Friday, November 03, 2006

The Governor Loves Baker CIty, Rightly So

Oregon's Governor Ted Kulongoski stopped in Baker City Oct. 28th and mentioned how much he likes it here. He'd like to move here when he's done. I think we'd like to have him.

Baker City is located in northeast Oregon at 3500 feet elevation in a valley between the Elkhorn Mountains and the Wallowas. Both ranges reach 10,000 feet, the Elkhorns are on Baker's west and within a few miles, the Wallowas are about 40 miles east. Both ranges climb directly from the valley, there is very little in the line of foothills. The mountains are cloaked in a variety of species of conifers, lodge poles, Ponderosa, white fir and at this time most spectacularly, tamaraks which are turning gold, a truly lovely gold with a greenish cast. In places they speckle the deep green forest, in others they carve a gleaming slash in the clear cold air. Sunrise and sunset pick up the colors of the mountains, tinging the snow caps and accentuating the greens and golds and rock faces. With the changing light of our varying fall weather the mountains move from exclamations to brooding presence, never out of sight for long and an ever present experience.

Baker City was founded Pre-Civil War and many of the buildings are 1880-90s. The brick buildings downtown are not faux antiquey, they carry their dates proudly on their facades and as the few remaining remodeled ones are restored the streets have a character seldom experienced. There are many houses from the same era, they range from the proud mansions of gold and timber magnates and local powers to the smaller Victorians of shopkeepers and laborers. Most have been kept in good state and some are exceptional. In the semi-arid climate of the rain shadow of eastern oregon, trees are the predominate feature. It is, in a way, the locals' reaction to being surrounded with sagebrush. Baker City is a Tree City, USA town.

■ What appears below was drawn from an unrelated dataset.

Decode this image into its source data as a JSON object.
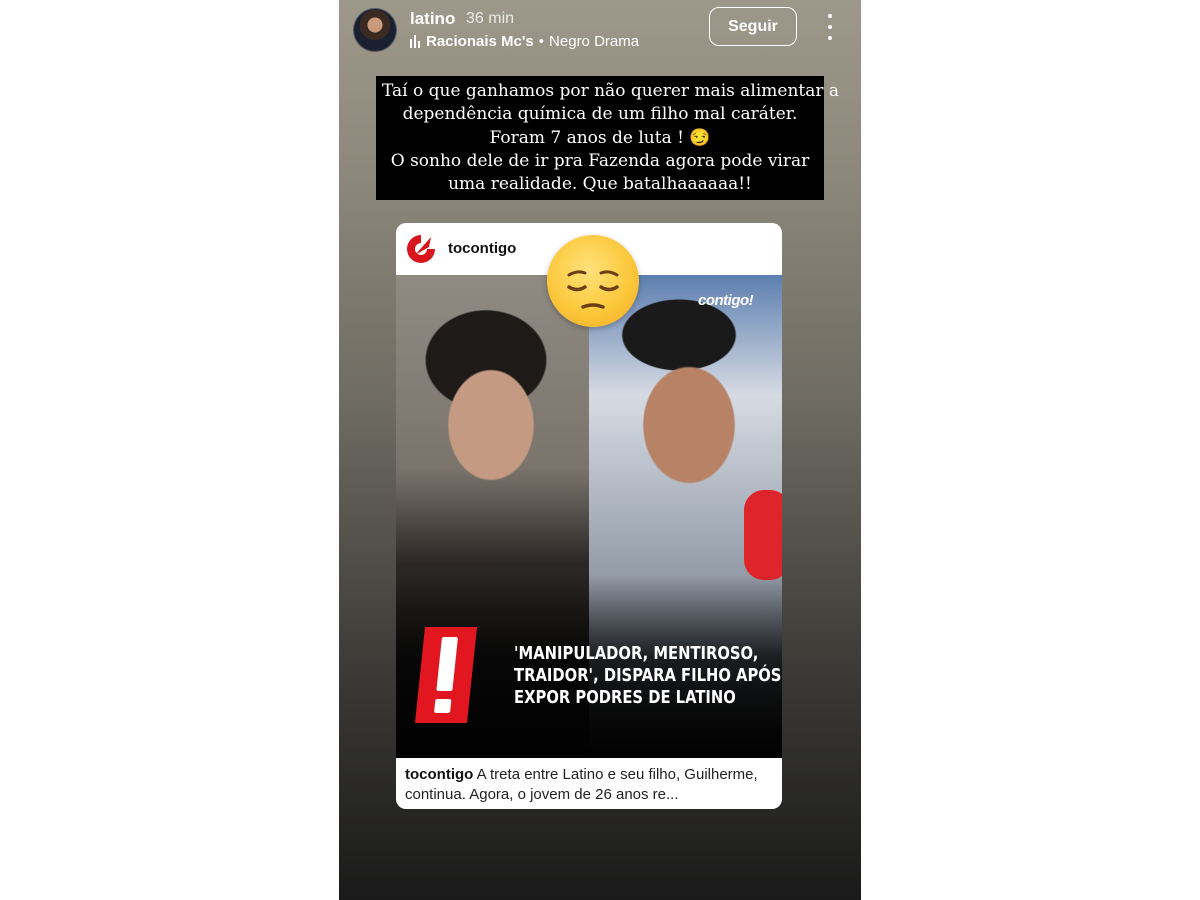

Baker City's population has held pretty steady for nearly a century at just under 10,000 people. The growth in new-comers is slow enough that Baker absorbs them, the town changes people, the friendliness and openess of the place doesn't change. It is the kind of place where you converse with the sales people, wait people, and cashiers, they are, after all, your neighbors. You can be private or build a reputation, depending on your personality, the town will allow it. While the entire range of professions is represented, the tone is blue collar, a workers' town. The lumber mills are gone and gold mining is mostly a pastime, but the heritage is still there. The ranchers that come to town for supplies aren't pretend, they live the battle of making a living in the open.

The nature of the people and the kind of place it is has encouraged the residents to make the most of what there is to work with. Instead of knocking down the old buildings, they've been re-built into Historic Baker City, with broad sidewalks dotted with trees and wrought iron benches beneath cloth awnings. Businesses have been recruited to replace the lost industries. And though there are still some gravel streets most are paved and in exceptional condition. The streets are clean, the homeowners take care and the street cleaners are frequent visitors. There is a moderate sort of prosperity.

In the end run, the buildings and streets and businesses are only outcomes, the driving force and heart of Baker City are the people. It is the qintessential small western town, where people are friendly, where they look out for each other and will help a stranger. Where economic down turns are not only weathered, they are fought and something better brought about. So, yessir Gov. we can understand why you'd want to live with us, we'll see you.